Thursday, June 10, 2021

Quote of the Day (Eve Babitz, on Gossip and Why ‘You Have to Care in New York’)

“[Y]ou have to care in New York or you’ll die. It's not like L.A., where you can go around with your purse unsnapped or lost in thought even on the freeway. In New York, the gossip will get you if crossing the street doesn't: for the gossip is so dense and thick that it hovers over the entire city like an enraged bear, ready to snap its teeth on anyone who isn’t fast enough to cover herself with alibis, low profiles, or return red herrings aimed strategically somewhere else. The gossip is like a lightning game of backgammon with rolls of dice leaving behind broken hearts, the dissolution of entrenched power, and awkward guest lists. Everyone (who's left) waits for the next roll, eyes glued to the die. You cannot not care in New York. Even I know that. You’ll die just crossing the street. It’s exciting.” —American artist, author and muse Eve Babitz, “A Californian Looks at New York,” in I Used to Be Charming: The Rest of Eve Babitz, edited by Sara J. Kramer (2019)

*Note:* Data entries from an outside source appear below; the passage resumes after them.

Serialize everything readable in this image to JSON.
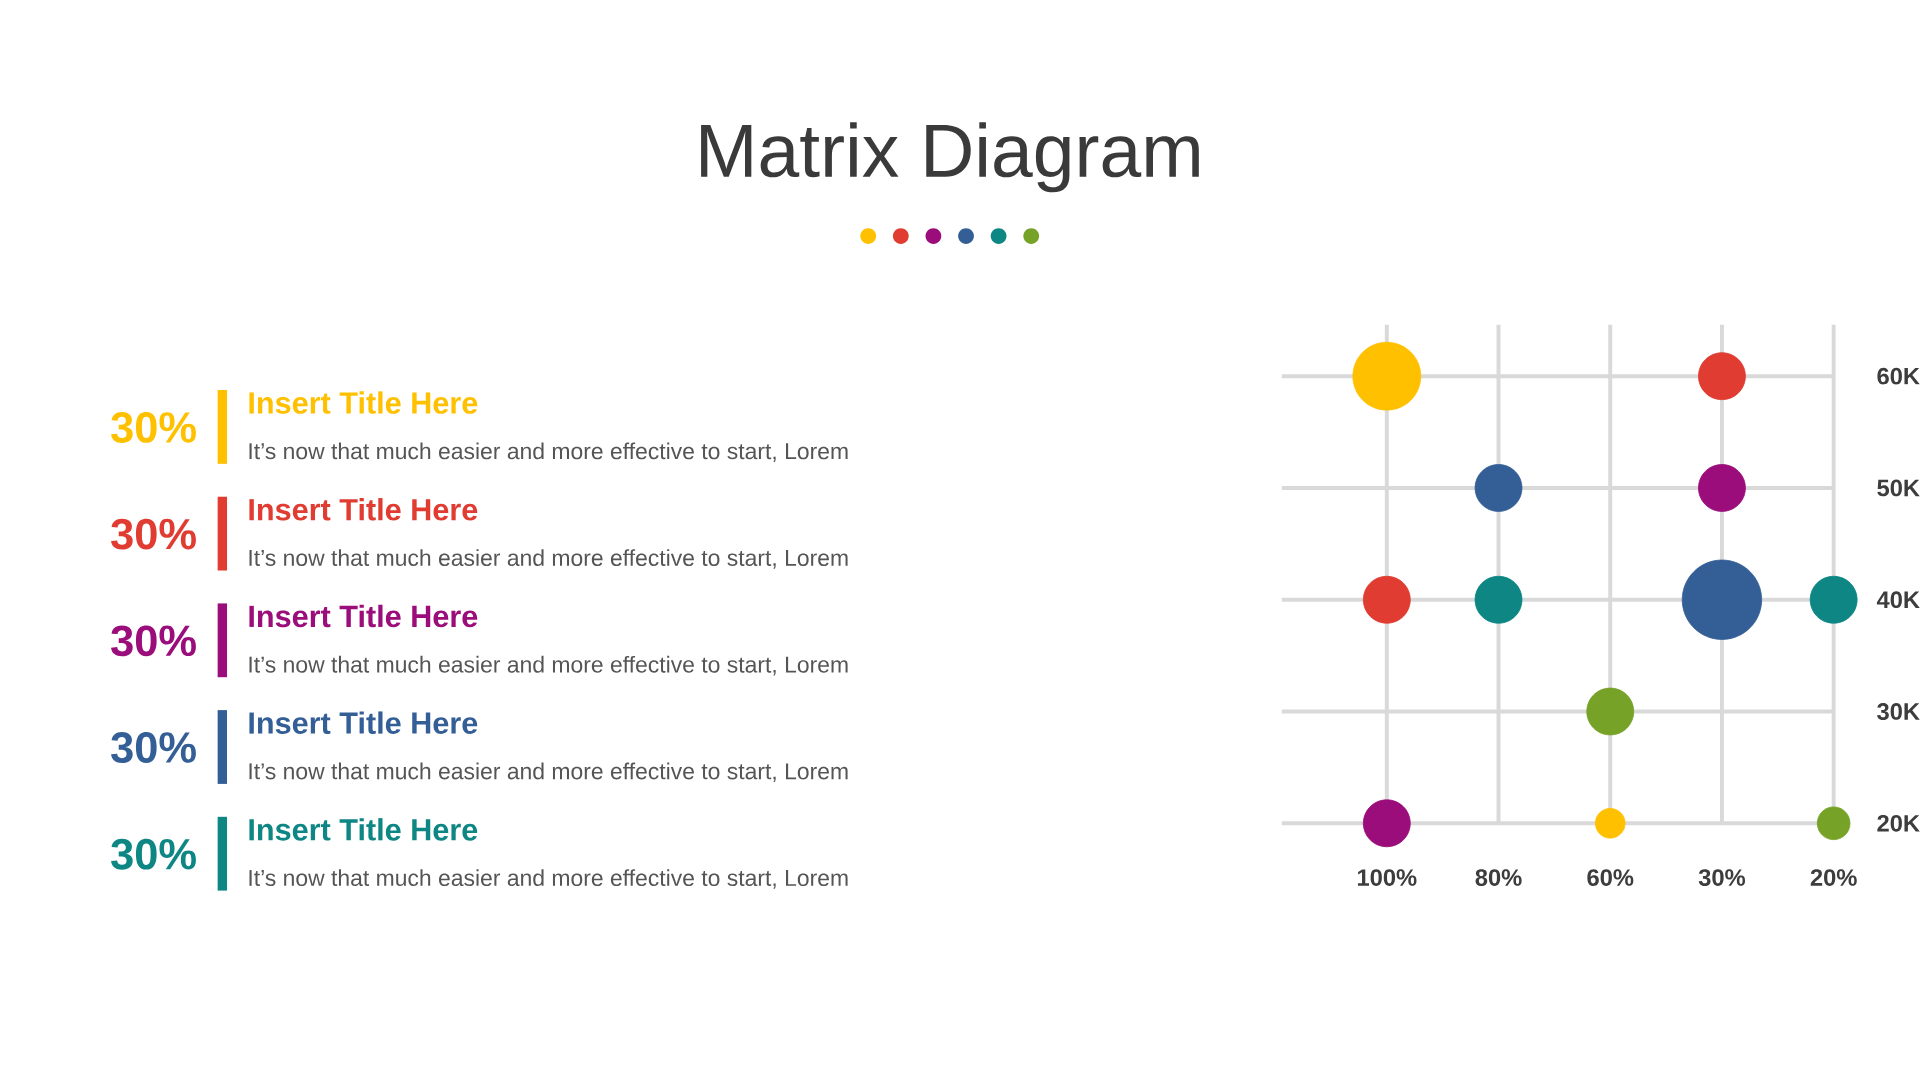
{
  "chart_data": [
    {
      "type": "other",
      "categories": [
        "Insert Title Here",
        "Insert Title Here",
        "Insert Title Here",
        "Insert Title Here",
        "Insert Title Here"
      ],
      "value_labels": [
        "30%",
        "30%",
        "30%",
        "30%",
        "30%"
      ],
      "annotations": [
        "It’s now that much easier and more effective to start, Lorem",
        "It’s now that much easier and more effective to start, Lorem",
        "It’s now that much easier and more effective to start, Lorem",
        "It’s now that much easier and more effective to start, Lorem",
        "It’s now that much easier and more effective to start, Lorem"
      ],
      "colors": [
        "#ffc000",
        "#e03c31",
        "#9b0d7a",
        "#335e96",
        "#0d8684"
      ]
    },
    {
      "type": "bubble",
      "title": "Matrix Diagram",
      "categories": [
        "100%",
        "80%",
        "60%",
        "30%",
        "20%"
      ],
      "series": [
        {
          "color": "#ffc000",
          "values": [
            60000,
            null,
            20000,
            null,
            null
          ],
          "sizes": [
            0.73,
            null,
            0.14,
            null,
            null
          ]
        },
        {
          "color": "#e03c31",
          "values": [
            40000,
            null,
            null,
            60000,
            null
          ],
          "sizes": [
            0.35,
            null,
            null,
            0.35,
            null
          ]
        },
        {
          "color": "#9b0d7a",
          "values": [
            20000,
            null,
            null,
            50000,
            null
          ],
          "sizes": [
            0.35,
            null,
            null,
            0.35,
            null
          ]
        },
        {
          "color": "#335e96",
          "values": [
            null,
            50000,
            null,
            40000,
            null
          ],
          "sizes": [
            null,
            0.35,
            null,
            1,
            null
          ]
        },
        {
          "color": "#0d8684",
          "values": [
            null,
            40000,
            null,
            null,
            40000
          ],
          "sizes": [
            null,
            0.35,
            null,
            null,
            0.35
          ]
        },
        {
          "color": "#77a228",
          "values": [
            null,
            null,
            30000,
            null,
            20000
          ],
          "sizes": [
            null,
            null,
            0.35,
            null,
            0.17
          ]
        }
      ],
      "ylim": [
        20000,
        64600
      ],
      "yticks": [
        {
          "value": 20000,
          "label": "20K"
        },
        {
          "value": 30000,
          "label": "30K"
        },
        {
          "value": 40000,
          "label": "40K"
        },
        {
          "value": 50000,
          "label": "50K"
        },
        {
          "value": 60000,
          "label": "60K"
        }
      ],
      "grid": true
    }
  ]
}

This paragraph gives a pretty good idea of the sit-up-and-take-notice quality of Eve Babitz’s prose. For anyone who hopes to get a sense of California from the 1950s to the 1990s (when a freak accident left her with third-degree burns and effectively ended her writing career), I can hardly imagine a more compelling guide.

But, reading this now, in a time of isolation (even as so many hope that era is coming to an end), the quote above feels disconnected from our time. Gossip thrives on society: not merely secrets shared between two people at minimum, but entire occasions that bring people together, encouraging loosened inhibitions and unexpected shared confidences. We have had little to none of that in the COVID-19 pandemic.

Maybe New York will be returning to a recognized form of normality when gossip (as delicious as it is, in Babitz’s words, “dense and thick”) comes back, in the way we once remembered.